The bionarrative is of overarching significance for every one of us and for society as a whole. Yet it is known and understood by only a minority of the population. If it were understood by the majority, the prospects for humanity would be much brighter.
Shared biounderstanding will lead to a new biosensitive culture and worldview. It will be a worldview that:
– holds profound respect for the processes of life that gave rise to us and on which we are totally dependent
– perceives the achievement of harmony with nature as supremely important – to be given the highest priority in human affairs and placed right at the top of political and social agenda
– harbours a vision of a society of the future that is sensitive to, in tune with and respectful of the processes of life
This biosensitive worldview will be by far the most significant difference between our current society and healthy and ecologically sustainable societies of the future. It is a necessary precondition for the social changes that will be necessary to achieve biosensitivity, and therefore for the survival of civilisation
The new understanding and worldview will generate a global reform movement, leading eventually to the achievement of biosensitivity worldwide (see below). It will mean healthy people on a healthy planet.
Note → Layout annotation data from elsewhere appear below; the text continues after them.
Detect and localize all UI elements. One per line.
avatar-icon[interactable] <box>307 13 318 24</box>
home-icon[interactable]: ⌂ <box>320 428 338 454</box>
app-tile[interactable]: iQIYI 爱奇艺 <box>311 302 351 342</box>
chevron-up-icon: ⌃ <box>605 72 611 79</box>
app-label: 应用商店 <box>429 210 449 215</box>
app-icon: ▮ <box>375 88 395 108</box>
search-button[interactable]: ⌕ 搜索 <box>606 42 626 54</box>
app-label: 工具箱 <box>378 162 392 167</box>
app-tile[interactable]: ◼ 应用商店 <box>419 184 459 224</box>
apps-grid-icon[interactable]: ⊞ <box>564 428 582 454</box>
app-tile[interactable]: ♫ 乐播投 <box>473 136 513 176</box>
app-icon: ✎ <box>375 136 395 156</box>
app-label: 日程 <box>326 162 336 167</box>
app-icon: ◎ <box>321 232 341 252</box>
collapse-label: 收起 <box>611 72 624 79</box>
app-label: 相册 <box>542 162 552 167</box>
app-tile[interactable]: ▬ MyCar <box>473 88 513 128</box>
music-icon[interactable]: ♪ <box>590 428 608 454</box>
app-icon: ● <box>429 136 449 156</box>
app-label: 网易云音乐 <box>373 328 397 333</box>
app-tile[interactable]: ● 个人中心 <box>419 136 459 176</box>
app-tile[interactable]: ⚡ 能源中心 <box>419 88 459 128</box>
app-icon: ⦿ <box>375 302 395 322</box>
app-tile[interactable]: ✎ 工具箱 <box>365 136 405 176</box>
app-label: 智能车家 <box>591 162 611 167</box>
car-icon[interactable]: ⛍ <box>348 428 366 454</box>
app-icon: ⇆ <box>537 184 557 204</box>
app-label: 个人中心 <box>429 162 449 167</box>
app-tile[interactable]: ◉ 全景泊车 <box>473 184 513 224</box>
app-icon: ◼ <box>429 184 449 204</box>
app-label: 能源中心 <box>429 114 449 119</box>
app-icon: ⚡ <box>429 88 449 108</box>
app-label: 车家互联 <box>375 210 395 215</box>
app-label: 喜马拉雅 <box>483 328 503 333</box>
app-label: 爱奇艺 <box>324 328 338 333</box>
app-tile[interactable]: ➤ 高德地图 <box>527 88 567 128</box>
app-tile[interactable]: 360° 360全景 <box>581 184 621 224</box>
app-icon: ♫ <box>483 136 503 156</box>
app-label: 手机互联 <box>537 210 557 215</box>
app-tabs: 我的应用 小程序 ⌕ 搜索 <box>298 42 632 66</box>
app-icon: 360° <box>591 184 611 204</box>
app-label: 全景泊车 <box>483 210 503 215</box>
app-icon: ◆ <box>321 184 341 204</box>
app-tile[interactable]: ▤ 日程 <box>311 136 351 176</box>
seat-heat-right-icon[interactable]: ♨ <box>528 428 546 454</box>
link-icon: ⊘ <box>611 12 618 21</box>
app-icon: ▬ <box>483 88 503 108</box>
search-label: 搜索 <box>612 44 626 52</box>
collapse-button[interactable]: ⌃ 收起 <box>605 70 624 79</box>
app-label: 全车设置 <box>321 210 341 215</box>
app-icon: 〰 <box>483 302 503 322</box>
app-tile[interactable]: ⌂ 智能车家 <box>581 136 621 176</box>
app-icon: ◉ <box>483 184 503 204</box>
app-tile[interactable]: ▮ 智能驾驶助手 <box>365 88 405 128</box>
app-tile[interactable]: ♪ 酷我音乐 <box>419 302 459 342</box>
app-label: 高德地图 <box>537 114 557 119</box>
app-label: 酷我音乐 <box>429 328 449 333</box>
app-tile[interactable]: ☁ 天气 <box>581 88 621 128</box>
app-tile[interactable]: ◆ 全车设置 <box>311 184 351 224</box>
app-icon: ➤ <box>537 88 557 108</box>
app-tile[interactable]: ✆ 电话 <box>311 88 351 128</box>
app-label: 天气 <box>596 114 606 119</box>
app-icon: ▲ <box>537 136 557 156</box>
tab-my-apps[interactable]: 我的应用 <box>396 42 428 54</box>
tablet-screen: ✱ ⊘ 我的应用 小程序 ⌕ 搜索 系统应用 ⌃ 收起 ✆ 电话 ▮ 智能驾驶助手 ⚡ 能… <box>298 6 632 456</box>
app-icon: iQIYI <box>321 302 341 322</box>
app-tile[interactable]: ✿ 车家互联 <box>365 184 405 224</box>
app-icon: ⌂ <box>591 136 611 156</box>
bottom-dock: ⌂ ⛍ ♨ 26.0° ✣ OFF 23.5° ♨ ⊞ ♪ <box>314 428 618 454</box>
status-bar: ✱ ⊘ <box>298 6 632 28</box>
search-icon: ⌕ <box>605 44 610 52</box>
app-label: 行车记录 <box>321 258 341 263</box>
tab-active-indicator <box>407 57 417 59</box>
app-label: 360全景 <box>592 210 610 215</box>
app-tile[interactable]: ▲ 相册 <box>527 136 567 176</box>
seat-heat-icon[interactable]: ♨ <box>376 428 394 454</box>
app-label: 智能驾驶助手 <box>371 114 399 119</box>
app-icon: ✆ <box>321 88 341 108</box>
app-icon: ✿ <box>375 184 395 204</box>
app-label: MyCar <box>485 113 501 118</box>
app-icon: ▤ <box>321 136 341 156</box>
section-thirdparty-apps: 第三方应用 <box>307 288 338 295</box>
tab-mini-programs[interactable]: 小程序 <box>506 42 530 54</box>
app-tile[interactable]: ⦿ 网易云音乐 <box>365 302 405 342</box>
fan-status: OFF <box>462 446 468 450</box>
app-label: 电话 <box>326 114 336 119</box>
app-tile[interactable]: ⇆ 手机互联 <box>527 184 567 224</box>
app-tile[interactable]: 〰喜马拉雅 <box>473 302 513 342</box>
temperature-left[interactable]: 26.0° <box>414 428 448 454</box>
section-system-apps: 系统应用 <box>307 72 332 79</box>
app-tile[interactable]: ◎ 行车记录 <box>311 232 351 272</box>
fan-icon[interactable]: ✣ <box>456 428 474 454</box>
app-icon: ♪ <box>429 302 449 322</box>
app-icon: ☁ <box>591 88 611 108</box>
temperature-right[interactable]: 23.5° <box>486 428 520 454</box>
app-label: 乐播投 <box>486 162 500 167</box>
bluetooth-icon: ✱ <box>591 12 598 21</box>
For those of us who share the views expressed above, the crucial challenge today is to join forces and do all we possibly can to bring about the wave of new biounderstanding across the cultures of the world.
 I define Biorenaissance as the cultural and social transition to a society that is in harmony with, and respectful of the processes of life on which we depend. The term is appropriate because many hunter-gatherer and early farming cultures in the past embraced a deep respect for the living world, based on appreciation that we humans are living beings, part of nature, and completely dependent on other forms of life for our wellbeing and survival. This term Biosensitive is introduced because there is a need for a single word to describe a society with these characteristics. The expression ‘ecologically sustainable’ is widely used these days. Of course, society must be ecologically sustainable – otherwise in the long term it cannot continue to exist. But ecological sustainability is surely the bottom line. We must aim for a society that is not only sustainable, but that also positively promotes health and wellbeing in all sections of the human population, as well as in the living systems of the biosphere.
 The bioperspective also has meaning for many aspects of the human condition other than ecological sustainability and human health. For example, it highlights the gross insanity of warfare and the manufacture of weapons of mass destruction, and it throws a different light on the never-ending conflicts, sometimes deadly, between people of different political or religious persuasions.